Sunscreen aside, one of the most important barriers between the sun's rays and skin damage is the ozone layer in the stratosphere, the atmospheric layer just above where life exists and weather occurs. Even at the low concentration of 12 parts per million, ozone is very efficient at absorbing the sun's UV radiation, protecting us from skin cancer and cataracts.

It also prevents damage to plants, crops and marine life.

So where does this crucial ozone come from? Turns out there wouldn't be an ozone layer without the sun's rays in the first place. It's all to do with how ozone is formed. This special form of oxygen is made up of three rather than the usual two atoms.

When radiation or an electrical discharge separates the two atoms in an oxygen molecule these separate atoms can then latch on to other oxygen molecules to form ozone.

Ozone destroyers

This means sunlight increases the number of ozone molecules and makes the ozone layer more effective. But there are things that can destroy ozone, and unfortunately the main culprit was made by us.

The ozone layer became a household name in 1985 when British scientists made a shocking discovery. The ozone levels above an Antarctic research station had declined by as much as 60% in just a decade. This so-called ozone hole became the definitive proof that chemical compounds called chlorofluorocarbons (CFCs) were not so environmentally friendly after all.

Too good to be true

CFCs were developed in the late 1920s/early 1930s for a variety of industrial, commercial and household applications, such as aerosol propellants, fire extinguishers and refrigerator coolants.

These inert compounds were thought to be non-toxic, non-flammable and non-reactive with other chemical compounds. By the early 1970s CFCs were being mass produced an an annual rate of one million metric tons and growing by 20 per cent each year.

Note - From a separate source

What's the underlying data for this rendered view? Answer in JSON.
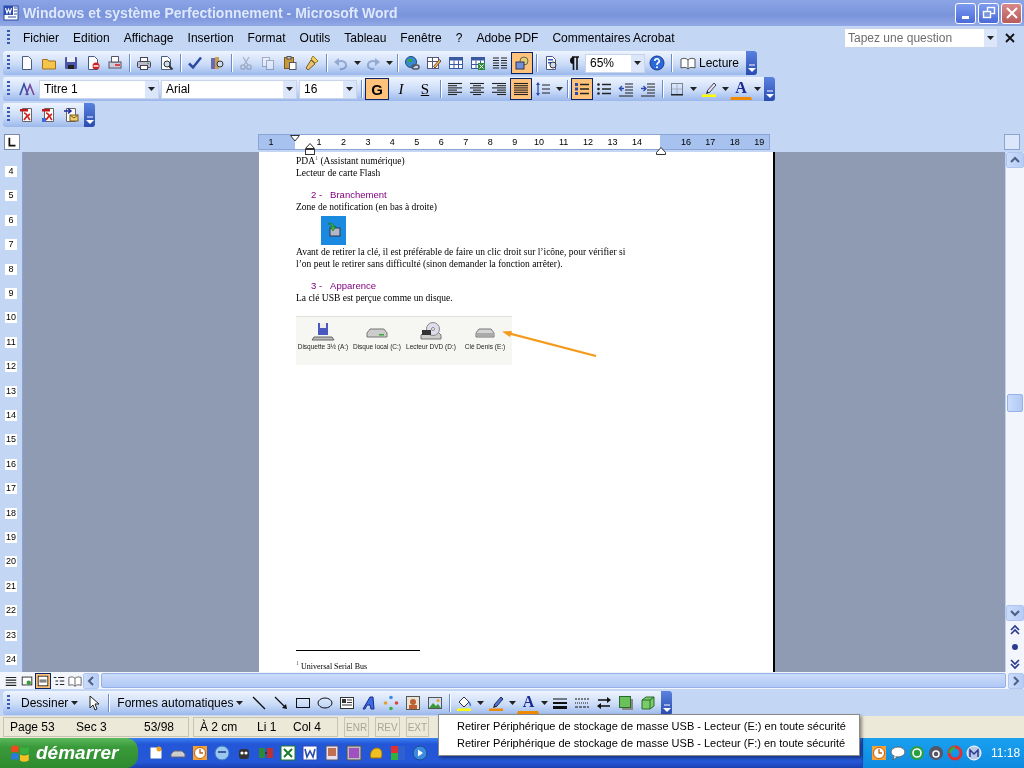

But something wasn't right. In the 1960s, scientists noticed that actual measurements of ozone in the atmosphere were lower than the values predicted by their models. Something was going on, either naturally or artificially created chemicals were lowering ozone levels.

The science bit

It took another decade to work it out but the culprit was finally identified - chlorine. While CFCs are extremely stable and don't dissolve in the rain they can be broken down by UV radiation. After a period of several years, CFCs released into the atmosphere will reach the stratosphere, about 10km above the Earth's surface.

The strong UV light here breaks apart the compound to release chlorine atoms.

The chlorine then reacts with an ozone molecule to leave a molecule of oxygen and a molecule of chlorine monoxide. The chlorine on this molecule then reacts with a single oxygen molecule to leave another oxygen molecule and the free chlorine atom.

Our chlorine atom is now floating around the stratosphere ready to break apart another ozone molecule, continuing the cycle until the chlorine atom eventually breaks down.

Long-term effects

Unfortunately this might not happen for a thousand years or more and it's estimated that one chlorine atom can destroy over 100,000 ozone molecules. This process will remove ozone faster than it is created so ozone levels fall.

After an international treaty called the Montreal Protocol was signed in 1973, the manufacture of these chemical compounds was greatly reduced. Unfortunately CFCs can last for several decades in our atmosphere and ozone levels are expected to remain lower for many years to come.

Bad ozone

So far it sounds like ozone is the best thing ever, protecting us from skin cancer and cataracts. But there is a bad side to this good guy.

Ozone is also produced near the ground when sunlight interacts with atmospheric pollution in cities. This ozone is bad for our health, causing breathing problems and aggravating asthma.

The worst time of year is summertime, when pollution over a city builds up during the stagnant air conditions associated with areas of high pressure. So not only have we got high UV levels and high pollen levels right now, we've also got smog to worry about. Ah the joys of summer!